Quest’anno ho terminato la più grande esperienza professionale che ho fatto finora: M dal romanzo di Scurati, con la regia di Joe Wright, che ha diretto la metà degli attori che vorrei essere. Al primo colloquio abbiamo parlato per un’ora solo di teatro. Joe ha messo in scena il testo al cinema. Il suo approccio è teatrale. Quando ci siamo conosciuti abbiamo parlato di Visconti, Petri, Rosi, Mani sulla città, Il conformista, La caduta degli dei. Siamo partiti da un cinema che parla di teatro. Magari la mia è una crociata contro i mulini a vento, ma questo è il cinema che ci ha reso famosi nel mondo. Il minimalismo non ci appartiene, come stile. Noi siamo estremamente teatrali.

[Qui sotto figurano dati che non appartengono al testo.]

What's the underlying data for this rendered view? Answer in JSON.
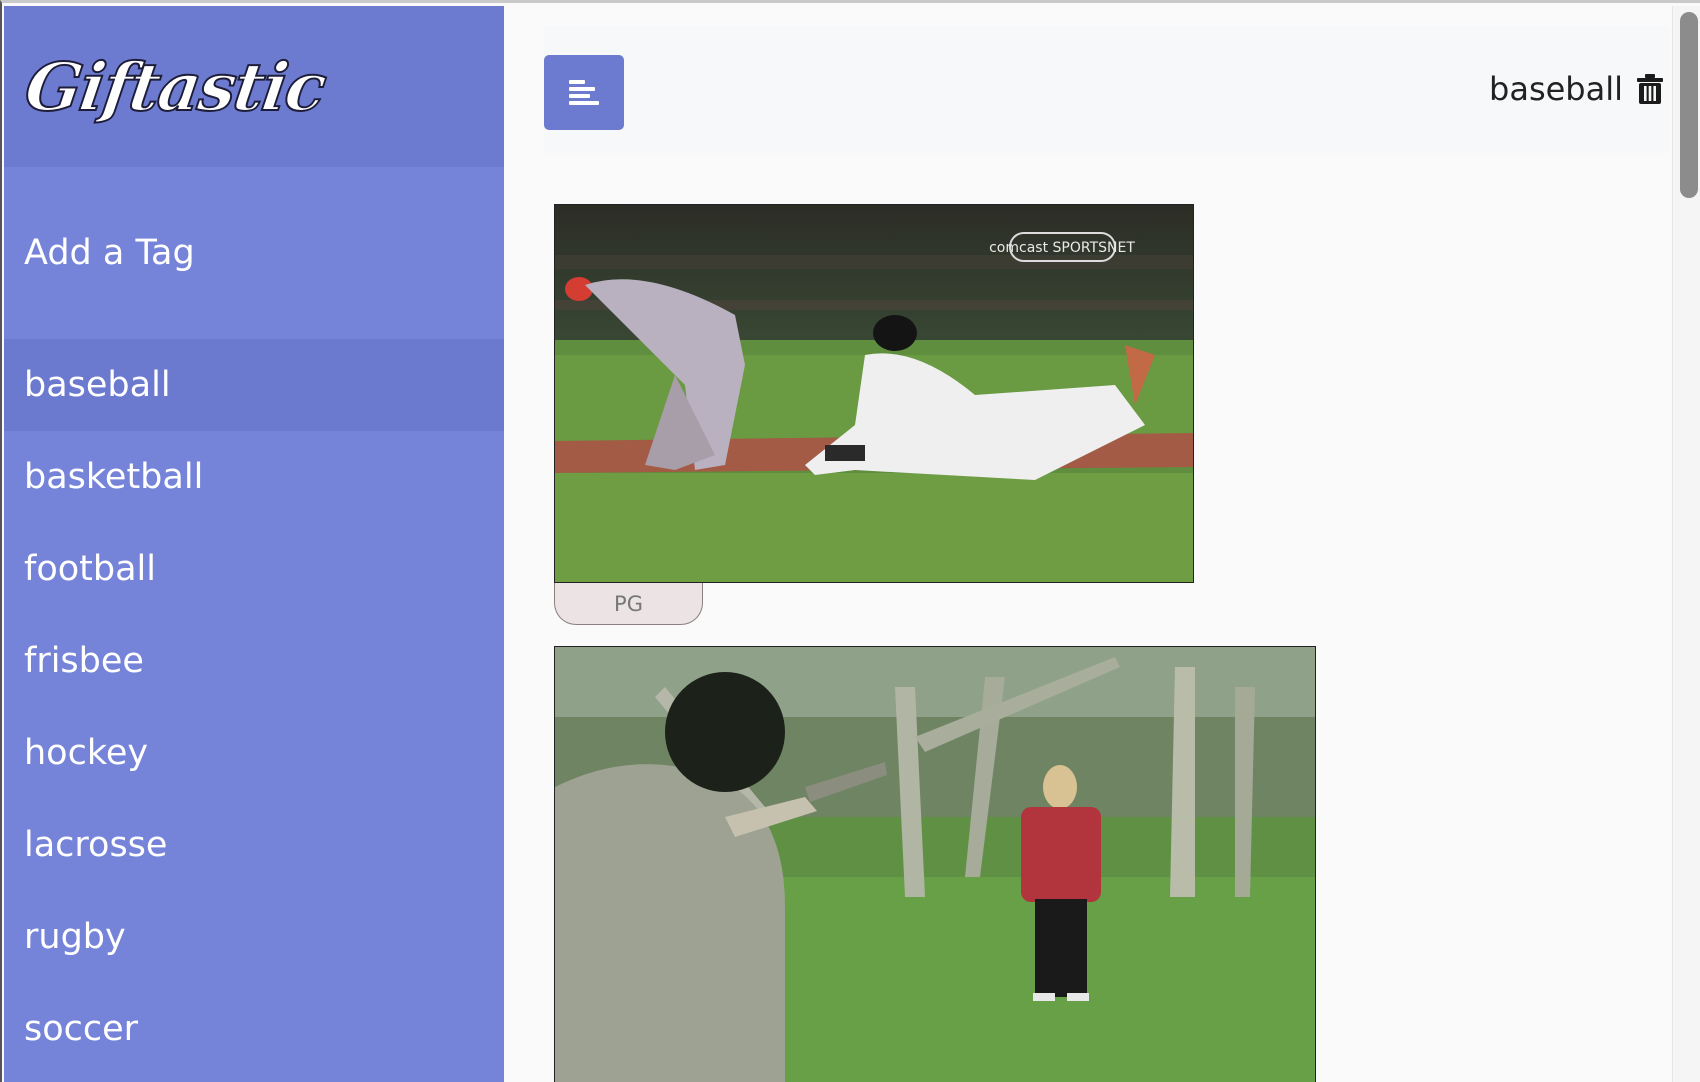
{
  "app": {
    "brand": "Giftastic"
  },
  "sidebar": {
    "add_tag_label": "Add a Tag",
    "tags": [
      {
        "label": "baseball",
        "active": true
      },
      {
        "label": "basketball",
        "active": false
      },
      {
        "label": "football",
        "active": false
      },
      {
        "label": "frisbee",
        "active": false
      },
      {
        "label": "hockey",
        "active": false
      },
      {
        "label": "lacrosse",
        "active": false
      },
      {
        "label": "rugby",
        "active": false
      },
      {
        "label": "soccer",
        "active": false
      }
    ]
  },
  "header": {
    "menu_icon": "menu-lines-icon",
    "current_tag": "baseball",
    "delete_icon": "trash-icon"
  },
  "gifs": [
    {
      "rating": "PG",
      "overlay_text": "comcast SPORTSNET"
    },
    {
      "rating": ""
    }
  ],
  "colors": {
    "sidebar": "#7583d8",
    "sidebar_header": "#6c7bcf",
    "active_tag": "#6b79ce",
    "menu_button": "#6c7bcf"
  }
}
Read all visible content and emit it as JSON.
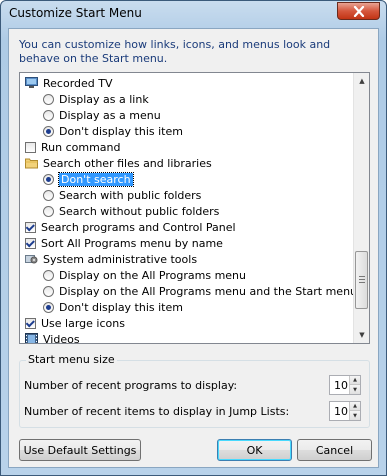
{
  "window": {
    "title": "Customize Start Menu"
  },
  "description": "You can customize how links, icons, and menus look and behave on the Start menu.",
  "options_list": [
    {
      "type": "header",
      "icon": "monitor-icon",
      "label": "Recorded TV"
    },
    {
      "type": "radio",
      "checked": false,
      "label": "Display as a link"
    },
    {
      "type": "radio",
      "checked": false,
      "label": "Display as a menu"
    },
    {
      "type": "radio",
      "checked": true,
      "label": "Don't display this item"
    },
    {
      "type": "checkbox",
      "checked": false,
      "label": "Run command"
    },
    {
      "type": "header",
      "icon": "folder-icon",
      "label": "Search other files and libraries"
    },
    {
      "type": "radio",
      "checked": true,
      "selected": true,
      "label": "Don't search"
    },
    {
      "type": "radio",
      "checked": false,
      "label": "Search with public folders"
    },
    {
      "type": "radio",
      "checked": false,
      "label": "Search without public folders"
    },
    {
      "type": "checkbox",
      "checked": true,
      "label": "Search programs and Control Panel"
    },
    {
      "type": "checkbox",
      "checked": true,
      "label": "Sort All Programs menu by name"
    },
    {
      "type": "header",
      "icon": "admin-tools-icon",
      "label": "System administrative tools"
    },
    {
      "type": "radio",
      "checked": false,
      "label": "Display on the All Programs menu"
    },
    {
      "type": "radio",
      "checked": false,
      "label": "Display on the All Programs menu and the Start menu"
    },
    {
      "type": "radio",
      "checked": true,
      "label": "Don't display this item"
    },
    {
      "type": "checkbox",
      "checked": true,
      "label": "Use large icons"
    },
    {
      "type": "header",
      "icon": "film-icon",
      "label": "Videos"
    }
  ],
  "start_menu_size": {
    "label": "Start menu size",
    "recent_programs_label": "Number of recent programs to display:",
    "recent_programs_value": "10",
    "recent_items_label": "Number of recent items to display in Jump Lists:",
    "recent_items_value": "10"
  },
  "buttons": {
    "default_settings": "Use Default Settings",
    "ok": "OK",
    "cancel": "Cancel"
  },
  "colors": {
    "selection": "#3399ff",
    "description_text": "#1a3b7a",
    "close_button": "#c23414"
  }
}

Nel teatro ho sofferto molto. Mi ha disciplinato nella vita, nello studio, nel procedere per step. Ma come attore ho cominciato a fare l’attore quando ho cominciato a fare cinema. Credo di funzionare meglio nel caos del cinema. I mezzi che utilizzo, l’analisi del testo, la mappatura dei personaggi, viene dal teatro. Poi scegli lo stile. Come dice Nicolas Cage, puoi scegliere il realismo, il naturalismo, l’iperrealismo, l’astrazione, puoi essere Einaudi o Stockhausen, ma a teatro questo per me era difficile. Forse è un mio limite o forse non ho incontrato le persone giuste o non le ho cercate abbastanza.

Gabriele Falsetta e l’esordio a teatro con Luca Ronconi

Sei stato diretto diverse volte da Ronconi e anche da altri registi. Può accadere che un maestro, per quanto valido, non sia adatto a tirare fuori il sacro fuoco da quell’allievo…

Immagina un ragazzo che, approcciando il teatro, incontra Luca Ronconi, un uomo di 74 anni ma che ne dimostrava 50, non ancora malato e con una forza fisica impressionante. A scuola andavo male e lui mi ha salvato perché, non sapendo chi fosse, ho cominciato a giocare con lui e lui con me. Non sapevo cosa volesse dire fare stare sul palcoscenico. Luca mi ha dato tantissimo in termini di struttura, disciplina, analisi del testo, spazialità, vocalità. Poi però con lui diventavi una sorta di sintetizzatore di suoni e di gesti: uno strumento potentissimo e meraviglioso, ma dovevi accettare la sua visione e, quando ho iniziato a prenderne coscienza, ci sono stato stretto. Ma non finirò mai di ringraziarlo. Mi manca tanto e vorrei poter avere con lui un dialogo maturo oggi. Ronconi aveva un intelletto magmatico, ma a vent’anni non puoi renderti conto di quello che ti sta dicendo.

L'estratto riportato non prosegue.